When my son was about 10 months old, I knew that something was different with him compared to the 10-month-old children of my patients. He was not verbalizing anything, but had memorized all his colors by sight—when I asked him to point to a red, yellow or green block he did so perfectly every time. But when I tried to entice him to talk rather than repeat my phrases, he couldn't.

By 24 months, I demanded that his speech be evaluated, given that he spoke in phrases he memorized from books or repeated from me. I was told that I was a new mom and just overanxious; he was fine. He recited an entire Dr. Seuss book, which impressed the speech therapist, but didn't seem right to me.

When he was two and a half years old, while I was pregnant with my daughter, I pressured the doctors for a full evaluation, and my son was diagnosed with autism spectrum disorder. On Mother's Day, I often reflect on what I feel are my failings as a parent: should I have pushed harder, or could I have seen it sooner?

Dr. Abbey Hardy-Fairbanks abortion provider
Dr. Abbey Hardy-Fairbanks, an OB-GYN in Iowa, with her son, Cooper. Courtesy of Dr. Abbey Hardy-Fairbanks

I love every bit of both my children and wouldn't change any part of them. I wouldn't change my son's autism. I would, however, change the world around him—the one that stares when he has a meltdown or is loud; the one where other children bully him or look at him as different or odd. He is perfect: he finds joy in the simplest things, has a huge heart and wants so much to love his family and please his teachers.

Mothering a special needs child is harder and more exhausting than one can imagine, even despite my privilege, knowledge, resources and support. I am fortunate to have entered into pregnancy by choice, with a spectacular partner and with life experience to inform my decision, yet motherhood is still a struggle. I cannot even imagine how hard it would be if I had been forced to continue an undesired pregnancy due to a lack of access to contraception or abortion.

As mothers we observe gorgeous moments in the lives of our children and families, but we are also tasked with the hardest decisions—determinations that only a mother can make.
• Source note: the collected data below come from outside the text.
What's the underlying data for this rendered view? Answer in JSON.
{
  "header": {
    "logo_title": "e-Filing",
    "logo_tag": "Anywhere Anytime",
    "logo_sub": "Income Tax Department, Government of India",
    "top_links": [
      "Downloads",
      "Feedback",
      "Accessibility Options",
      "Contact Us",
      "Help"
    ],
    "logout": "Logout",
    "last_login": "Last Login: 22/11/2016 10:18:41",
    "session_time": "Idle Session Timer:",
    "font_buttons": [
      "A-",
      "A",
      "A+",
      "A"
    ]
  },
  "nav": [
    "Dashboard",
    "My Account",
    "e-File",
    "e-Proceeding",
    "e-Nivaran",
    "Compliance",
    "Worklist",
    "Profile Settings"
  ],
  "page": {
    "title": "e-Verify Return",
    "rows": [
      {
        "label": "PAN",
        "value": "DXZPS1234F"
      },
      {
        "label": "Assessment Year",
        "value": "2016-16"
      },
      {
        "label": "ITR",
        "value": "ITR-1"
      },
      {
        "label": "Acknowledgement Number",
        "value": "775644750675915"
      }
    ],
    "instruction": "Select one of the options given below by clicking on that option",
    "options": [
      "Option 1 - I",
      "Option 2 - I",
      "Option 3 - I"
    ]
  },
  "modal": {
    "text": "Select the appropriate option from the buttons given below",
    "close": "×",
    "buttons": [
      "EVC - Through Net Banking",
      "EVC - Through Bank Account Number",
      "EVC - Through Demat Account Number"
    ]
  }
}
Once a mother who came to me for an abortion told me that she needed one because she had to be able to care for her three other children, all under the age of 5. She wanted to be a mother to them emotionally, physically and financially. For her, the responsibility to her family and children made the decision to have an abortion clear.
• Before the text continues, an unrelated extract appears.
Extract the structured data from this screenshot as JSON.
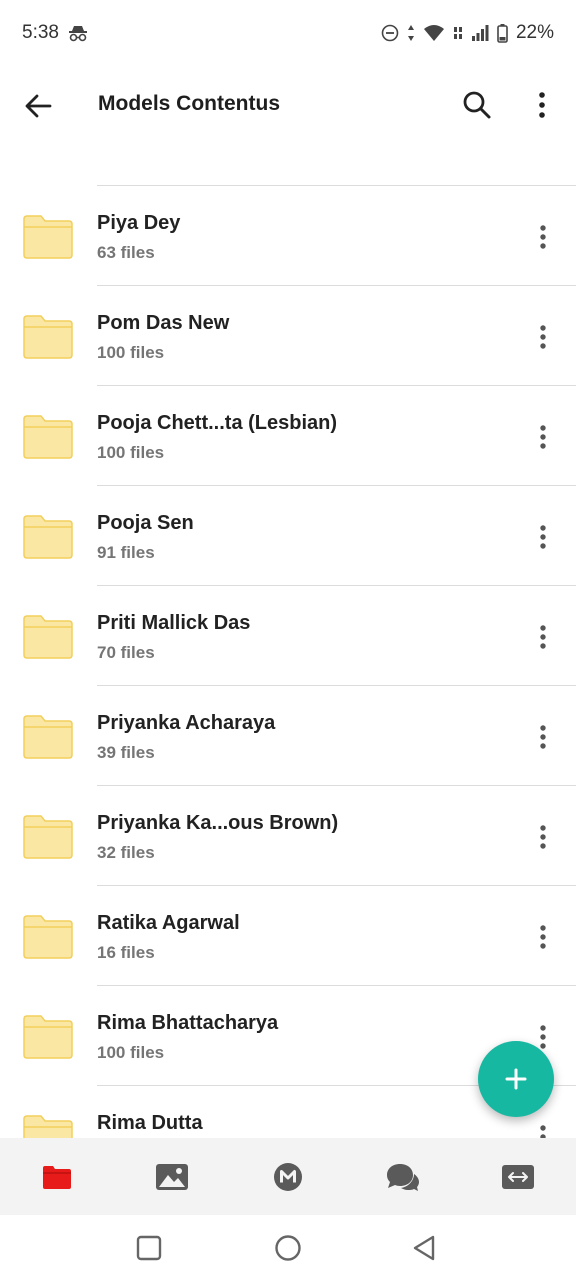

Another mother whose first pregnancy had significant complications came to me when she became unexpectedly pregnant a second time after her contraception failed. She knew that continuing a pregnancy would threaten her health and life and she wanted to be alive for her 2-year-old daughter. For her, abortion saved her life and kept her family intact. Mothers make the best decisions for their families, and we should celebrate and support them whether they continue a pregnancy or not.
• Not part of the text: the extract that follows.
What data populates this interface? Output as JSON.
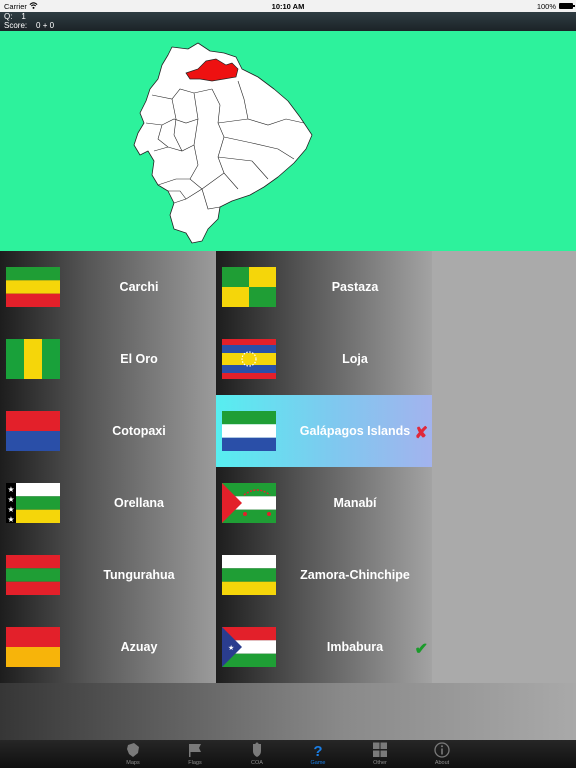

Pregnancy is always transformative. My pregnancy and experience of mothering my children transformed my dedication to abortion provision into a shared understanding with my patients that motherhood is a precious gamble and should always be entered willingly, with eyes open and a prepared heart. The person whose uterus is carrying a fetus is uniquely qualified to make that decision. I see every day how abortion restrictions, lack of insurance coverage and stigma result in women trapped into continuing pregnancies they did not choose to carry. I can think of nothing more paralyzing or terrifying.

So, as a mother, I will continue to provide abortion with expertise and compassion. And also as a mother, I stand in solidarity with my patients' decisions to have an abortion to live their life to its fullest, and to mother their current or future children to the best of their ability when and how they see fit.

Abbey Hardy-Fairbanks abortion provider
Dr. Abbey Hardy-Fairbanks with her children, Cooper, 7, and Charlee, 4, at the Women's March in 2017. Courtesy of Dr. Abbey Hardy-Fairbanks

Dr. Abbey Hardy-Fairbanks, an OB-GYN, is medical director of the Emma Goldman Clinic, an independent feminist reproductive health center in Iowa City, Iowa, and a fellow with Physicians for Reproductive Health.

The views expressed in this op-ed are the writer's own.